Causes of insomnia in women can include hormonal changes, stress, and restless leg syndrome. Some women may be at increased risk due to pregnancy and menopause.

Women, regardless of their sex at birth, may experience insomnia because of the effects of hormonal changes throughout the month and over time. Hormone fluctuations throughout the menstrual cycle, during pregnancy, and during perimenopause can lead to problems falling and staying asleep.

In the United States, 1 in 4 women live with symptoms of insomnia.

Some health conditions that lead to insomnia are also more common among women. These include anxiety, depression, and restless leg syndrome.

Read on to learn the leading causes of insomnia in women, risk factors for sleep problems, and prevention tips.

There are a variety of issues that can contribute to insomnia and prevent you from getting a good night’s rest.


Stress causes hormones like cortisol to flow through your body, activating your fight-or-flight mode. These hormones raise blood pressure and increase your heart rate. You may be able to fall asleep during stressful periods, but the quality of your sleep will probably be poor.

Premenstrual syndrome (PMS)

Hormone fluctuations during your menstrual cycle can cause premenstrual syndrome (PMS). PMS can affect how your body responds to melatonin, the hormone that promotes sleep.


Hot flashes and night sweats may begin as your body transitions into menopause and can disrupt your sleep.

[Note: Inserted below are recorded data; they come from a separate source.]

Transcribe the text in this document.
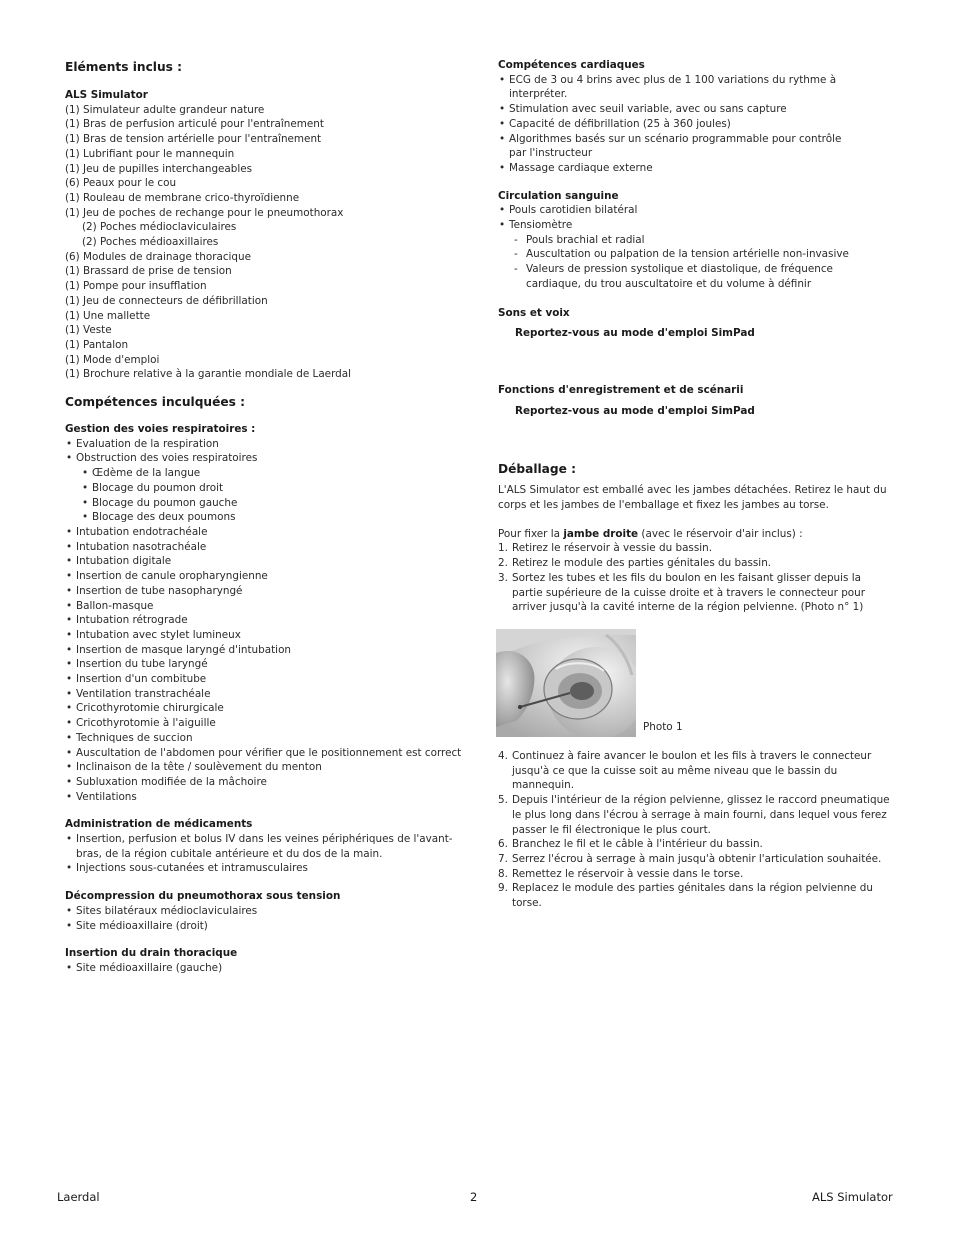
Eléments inclus :
ALS Simulator
(1) Simulateur adulte grandeur nature
(1) Bras de perfusion articulé pour l'entraînement
(1) Bras de tension artérielle pour l'entraînement
(1) Lubrifiant pour le mannequin
(1) Jeu de pupilles interchangeables
(6) Peaux pour le cou
(1) Rouleau de membrane crico-thyroïdienne
(1) Jeu de poches de rechange pour le pneumothorax
(2) Poches médioclaviculaires
(2) Poches médioaxillaires
(6) Modules de drainage thoracique
(1) Brassard de prise de tension
(1) Pompe pour insufflation
(1) Jeu de connecteurs de défibrillation
(1) Une mallette
(1) Veste
(1) Pantalon
(1) Mode d'emploi
(1) Brochure relative à la garantie mondiale de Laerdal
Compétences inculquées :
Gestion des voies respiratoires :
• Evaluation de la respiration
• Obstruction des voies respiratoires
• Œdème de la langue
• Blocage du poumon droit
• Blocage du poumon gauche
• Blocage des deux poumons
• Intubation endotrachéale
• Intubation nasotrachéale
• Intubation digitale
• Insertion de canule oropharyngienne
• Insertion de tube nasopharyngé
• Ballon-masque
• Intubation rétrograde
• Intubation avec stylet lumineux
• Insertion de masque laryngé d'intubation
• Insertion du tube laryngé
• Insertion d'un combitube
• Ventilation transtrachéale
• Cricothyrotomie chirurgicale
• Cricothyrotomie à l'aiguille
• Techniques de succion
• Auscultation de l'abdomen pour vérifier que le positionnement est correct
• Inclinaison de la tête / soulèvement du menton
• Subluxation modifiée de la mâchoire
• Ventilations
Administration de médicaments
• Insertion, perfusion et bolus IV dans les veines périphériques de l'avant-bras, de la région cubitale antérieure et du dos de la main.
• Injections sous-cutanées et intramusculaires
Décompression du pneumothorax sous tension
• Sites bilatéraux médioclaviculaires
• Site médioaxillaire (droit)
Insertion du drain thoracique
• Site médioaxillaire (gauche)
Compétences cardiaques
• ECG de 3 ou 4 brins avec plus de 1 100 variations du rythme à interpréter.
• Stimulation avec seuil variable, avec ou sans capture
• Capacité de défibrillation (25 à 360 joules)
• Algorithmes basés sur un scénario programmable pour contrôle par l'instructeur
• Massage cardiaque externe
Circulation sanguine
• Pouls carotidien bilatéral
• Tensiomètre
- Pouls brachial et radial
- Auscultation ou palpation de la tension artérielle non-invasive
- Valeurs de pression systolique et diastolique, de fréquence cardiaque, du trou auscultatoire et du volume à définir
Sons et voix

Reportez-vous au mode d'emploi SimPad

Fonctions d'enregistrement et de scénarii

Reportez-vous au mode d'emploi SimPad

Déballage :

L'ALS Simulator est emballé avec les jambes détachées. Retirez le haut du corps et les jambes de l'emballage et fixez les jambes au torse.

Pour fixer la jambe droite (avec le réservoir d'air inclus) :

1. Retirez le réservoir à vessie du bassin.
2. Retirez le module des parties génitales du bassin.
3. Sortez les tubes et les fils du boulon en les faisant glisser depuis la partie supérieure de la cuisse droite et à travers le connecteur pour arriver jusqu'à la cavité interne de la région pelvienne. (Photo n° 1)
Photo 1
4. Continuez à faire avancer le boulon et les fils à travers le connecteur jusqu'à ce que la cuisse soit au même niveau que le bassin du mannequin.
5. Depuis l'intérieur de la région pelvienne, glissez le raccord pneumatique le plus long dans l'écrou à serrage à main fourni, dans lequel vous ferez passer le fil électronique le plus court.
6. Branchez le fil et le câble à l'intérieur du bassin.
7. Serrez l'écrou à serrage à main jusqu'à obtenir l'articulation souhaitée.
8. Remettez le réservoir à vessie dans le torse.
9. Replacez le module des parties génitales dans la région pelvienne du torse.
Laerdal	2	ALS Simulator
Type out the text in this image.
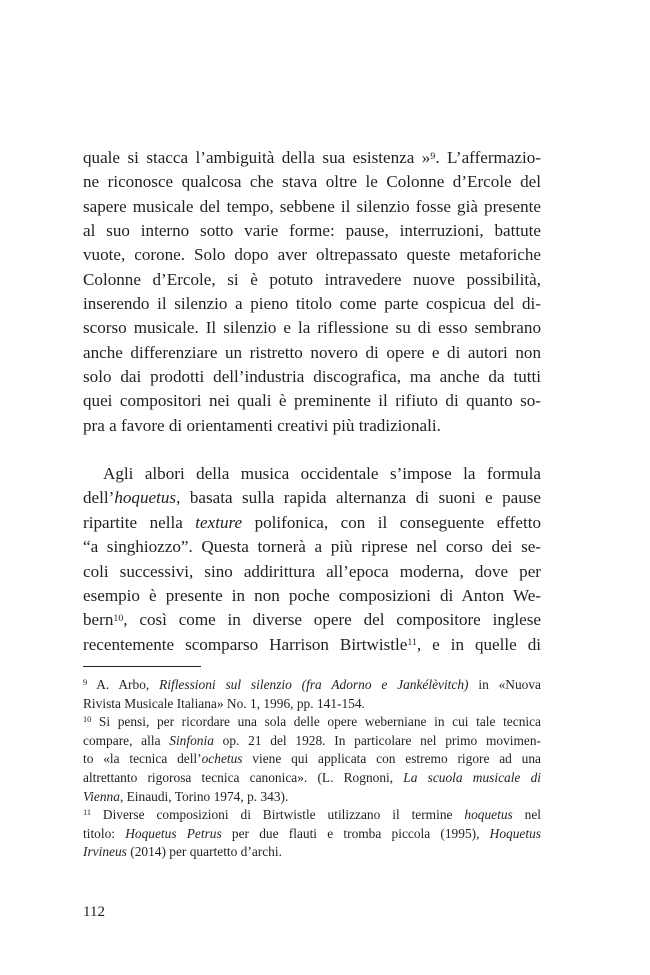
quale si stacca l’ambiguità della sua esistenza »$^9$. L’affermazio-
ne riconosce qualcosa che stava oltre le Colonne d’Ercole del
sapere musicale del tempo, sebbene il silenzio fosse già presente
al suo interno sotto varie forme: pause, interruzioni, battute
vuote, corone. Solo dopo aver oltrepassato queste metaforiche
Colonne d’Ercole, si è potuto intravedere nuove possibilità,
inserendo il silenzio a pieno titolo come parte cospicua del di-
scorso musicale. Il silenzio e la riflessione su di esso sembrano
anche differenziare un ristretto novero di opere e di autori non
solo dai prodotti dell’industria discografica, ma anche da tutti
quei compositori nei quali è preminente il rifiuto di quanto so-
pra a favore di orientamenti creativi più tradizionali.
Agli albori della musica occidentale s’impose la formula
dell’hoquetus, basata sulla rapida alternanza di suoni e pause
ripartite nella texture polifonica, con il conseguente effetto
“a singhiozzo”. Questa tornerà a più riprese nel corso dei se-
coli successivi, sino addirittura all’epoca moderna, dove per
esempio è presente in non poche composizioni di Anton We-
bern$^{10}$, così come in diverse opere del compositore inglese
recentemente scomparso Harrison Birtwistle$^{11}$, e in quelle di
$^9$ A. Arbo, Riflessioni sul silenzio (fra Adorno e Jankélèvitch) in «Nuova
Rivista Musicale Italiana» No. 1, 1996, pp. 141-154.
$^{10}$ Si pensi, per ricordare una sola delle opere weberniane in cui tale tecnica
compare, alla Sinfonia op. 21 del 1928. In particolare nel primo movimen-
to «la tecnica dell’ochetus viene qui applicata con estremo rigore ad una
altrettanto rigorosa tecnica canonica». (L. Rognoni, La scuola musicale di
Vienna, Einaudi, Torino 1974, p. 343).
$^{11}$ Diverse composizioni di Birtwistle utilizzano il termine hoquetus nel
titolo: Hoquetus Petrus per due flauti e tromba piccola (1995), Hoquetus
Irvineus (2014) per quartetto d’archi.
112
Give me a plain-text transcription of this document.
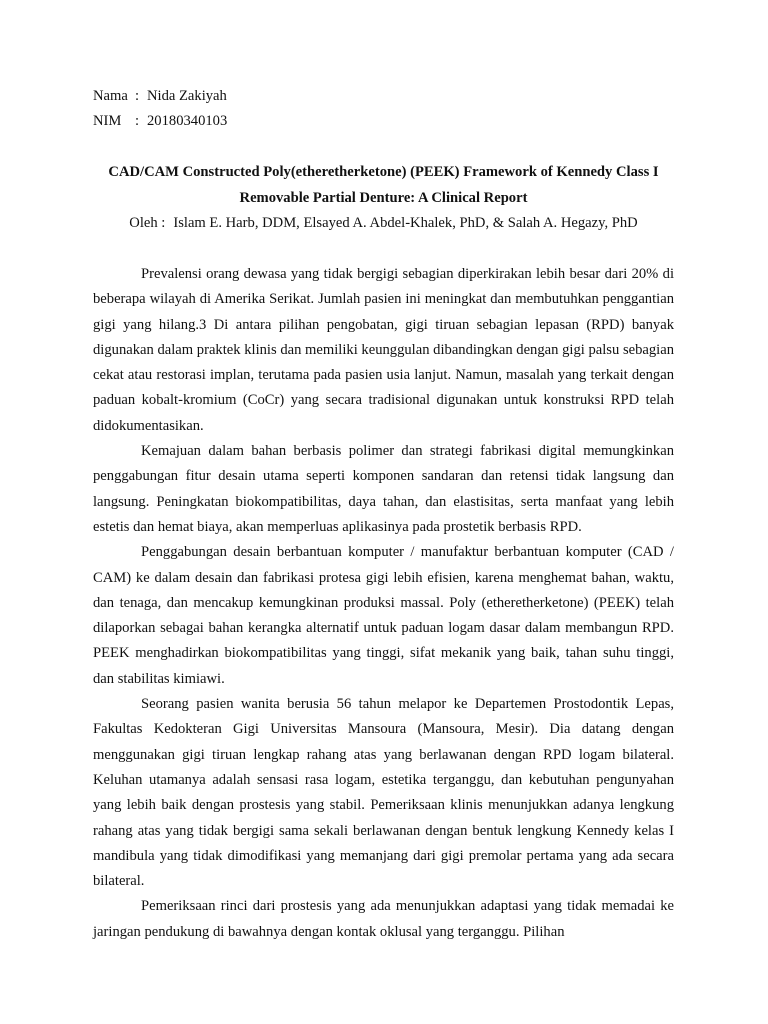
Nama : Nida Zakiyah
NIM : 20180340103
CAD/CAM Constructed Poly(etheretherketone) (PEEK) Framework of Kennedy Class I Removable Partial Denture: A Clinical Report

Oleh : Islam E. Harb, DDM, Elsayed A. Abdel-Khalek, PhD, & Salah A. Hegazy, PhD

Prevalensi orang dewasa yang tidak bergigi sebagian diperkirakan lebih besar dari 20% di beberapa wilayah di Amerika Serikat. Jumlah pasien ini meningkat dan membutuhkan penggantian gigi yang hilang.3 Di antara pilihan pengobatan, gigi tiruan sebagian lepasan (RPD) banyak digunakan dalam praktek klinis dan memiliki keunggulan dibandingkan dengan gigi palsu sebagian cekat atau restorasi implan, terutama pada pasien usia lanjut. Namun, masalah yang terkait dengan paduan kobalt-kromium (CoCr) yang secara tradisional digunakan untuk konstruksi RPD telah didokumentasikan.

Kemajuan dalam bahan berbasis polimer dan strategi fabrikasi digital memungkinkan penggabungan fitur desain utama seperti komponen sandaran dan retensi tidak langsung dan langsung. Peningkatan biokompatibilitas, daya tahan, dan elastisitas, serta manfaat yang lebih estetis dan hemat biaya, akan memperluas aplikasinya pada prostetik berbasis RPD.

Penggabungan desain berbantuan komputer / manufaktur berbantuan komputer (CAD / CAM) ke dalam desain dan fabrikasi protesa gigi lebih efisien, karena menghemat bahan, waktu, dan tenaga, dan mencakup kemungkinan produksi massal. Poly (etheretherketone) (PEEK) telah dilaporkan sebagai bahan kerangka alternatif untuk paduan logam dasar dalam membangun RPD. PEEK menghadirkan biokompatibilitas yang tinggi, sifat mekanik yang baik, tahan suhu tinggi, dan stabilitas kimiawi.

Seorang pasien wanita berusia 56 tahun melapor ke Departemen Prostodontik Lepas, Fakultas Kedokteran Gigi Universitas Mansoura (Mansoura, Mesir). Dia datang dengan menggunakan gigi tiruan lengkap rahang atas yang berlawanan dengan RPD logam bilateral. Keluhan utamanya adalah sensasi rasa logam, estetika terganggu, dan kebutuhan pengunyahan yang lebih baik dengan prostesis yang stabil. Pemeriksaan klinis menunjukkan adanya lengkung rahang atas yang tidak bergigi sama sekali berlawanan dengan bentuk lengkung Kennedy kelas I mandibula yang tidak dimodifikasi yang memanjang dari gigi premolar pertama yang ada secara bilateral.

Pemeriksaan rinci dari prostesis yang ada menunjukkan adaptasi yang tidak memadai ke jaringan pendukung di bawahnya dengan kontak oklusal yang terganggu. Pilihan
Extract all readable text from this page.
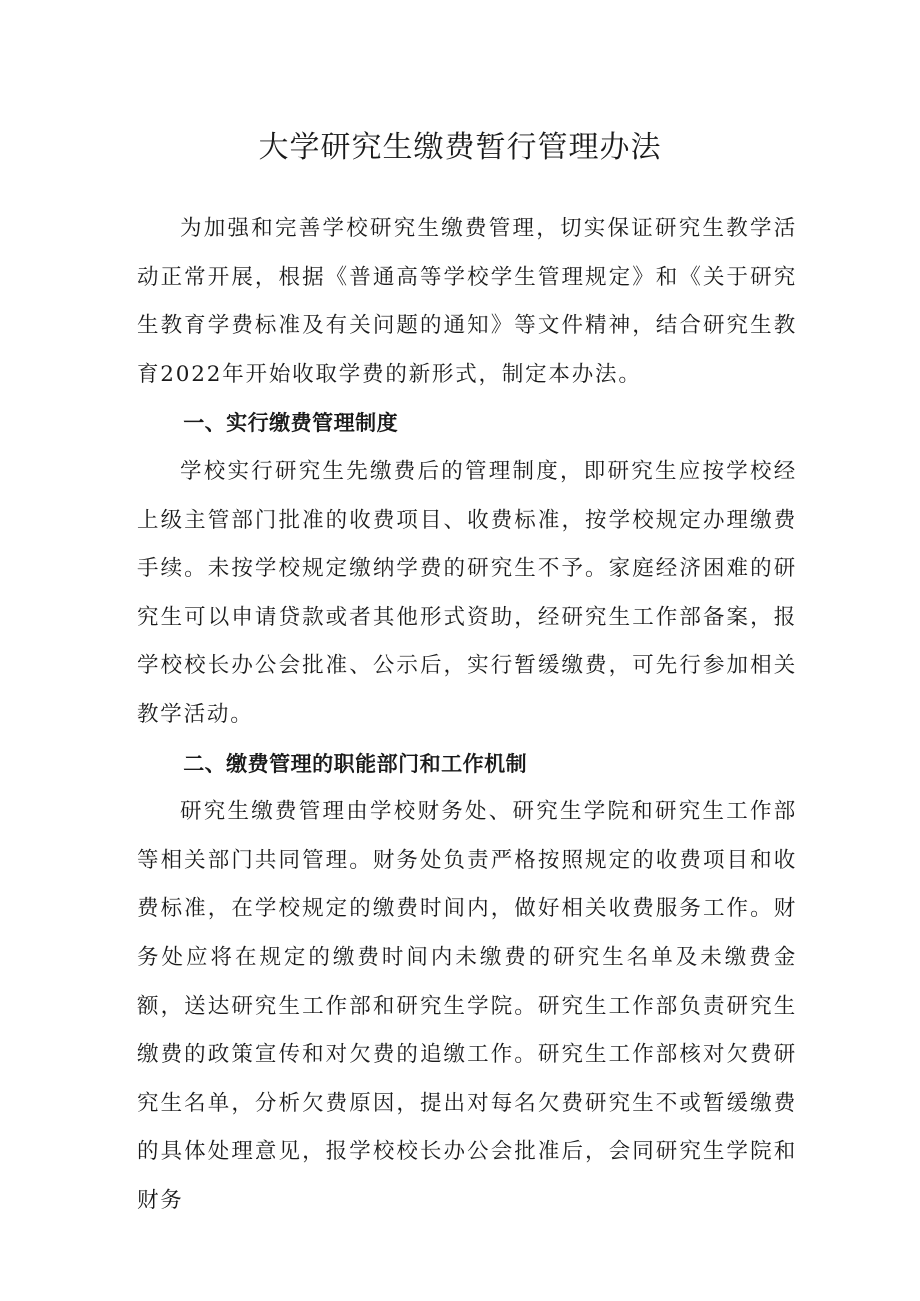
大学研究生缴费暂行管理办法

为加强和完善学校研究生缴费管理，切实保证研究生教学活动正常开展，根据《普通高等学校学生管理规定》和《关于研究生教育学费标准及有关问题的通知》等文件精神，结合研究生教育2022年开始收取学费的新形式，制定本办法。

一、实行缴费管理制度

学校实行研究生先缴费后的管理制度，即研究生应按学校经上级主管部门批准的收费项目、收费标准，按学校规定办理缴费手续。未按学校规定缴纳学费的研究生不予。家庭经济困难的研究生可以申请贷款或者其他形式资助，经研究生工作部备案，报学校校长办公会批准、公示后，实行暂缓缴费，可先行参加相关教学活动。

二、缴费管理的职能部门和工作机制

研究生缴费管理由学校财务处、研究生学院和研究生工作部等相关部门共同管理。财务处负责严格按照规定的收费项目和收费标准，在学校规定的缴费时间内，做好相关收费服务工作。财务处应将在规定的缴费时间内未缴费的研究生名单及未缴费金额，送达研究生工作部和研究生学院。研究生工作部负责研究生缴费的政策宣传和对欠费的追缴工作。研究生工作部核对欠费研究生名单，分析欠费原因，提出对每名欠费研究生不或暂缓缴费的具体处理意见，报学校校长办公会批准后，会同研究生学院和财务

About 40–60% of people experience insomnia during perimenopause or menopause. Waking up earlier than you normally do may also begin to occur, leaving you feeling less rested. These conditions may occur alongside depression or anxiety, making sleep even more difficult.


Some medications, like pseudoephedrine, make it harder for you to fall asleep. Drinking alcohol or using some drugs can also cause problems falling asleep or reduce sleep quality. Drinking caffeine or using other stimulants too close to bedtime might also prevent you from falling or staying asleep.

Certain medical conditions — some more common among women — may cause insomnia. If you’re in pain or have restricted mobility, this could also interfere with your ability to fall or stay asleep. Pregnancy and menopause are also common causes of insomnia among women.

Other medical factors that influence sleep and are more common in women include the following:


A 2023 study of Korean adults found that participants with insomnia were 9.8 times more likely to have anxiety than others. Researchers believe this is because anxiety and insomnia both involve a state of hyperarousal. If you’re dealing with these conditions, the neurotransmitters in your brain that help regulate sleep may not be functioning properly.


The same Korean study found that participants with insomnia were 19.7 times more likely to have depression than people without. Importantly, depression and insomnia are linked in a cycle where one worsens the other.

Restless leg syndrome

Some people describe restless leg syndrome as a crawling or creeping feeling and the urge to move their legs. It’s usually worse at night and can make sleep difficult. Several causes include low iron levels, diabetes, medications, pregnancy, and kidney failure.

Often, women experience insomnia because of the complex hormonal balance involved in menstruation, pregnancy, and menopause. Some health conditions that are more common among women also trigger insomnia, like anxiety and depression. Chronic pain, which is common in women, can also cause insomnia.

Sleep depends on several factors that allow you to relax and turn off your mind.

Other non-medical factors that might contribute to insomnia include:

  • noise
  • temperature
  • light
  • snoring
  • exposure to toxins or chemicals
  • irregular sleep schedule

Preventing insomnia begins with good sleep habits, sometimes called sleep hygiene. A few recommendations from the Centers for Disease Control (CDC) include:

  • a consistent bedtime, even on the weekends
  • a quiet, dark, cool bedroom
  • removing electronic devices from the bedroom
  • avoiding large meals, caffeine, and alcohol before bed
  • exercising during the day but not too close to bedtime

Insomnia is common for women and may be chronic or come and go. Pregnancy, menstruation, and menopause all increase the risk of insomnia. This is due to hormonal fluctuations and other factors like discomfort, stress, and increased risk of mental health conditions.

Good sleep hygiene creates the right atmosphere for sleep and may help you relax before bed and sleep better through the night.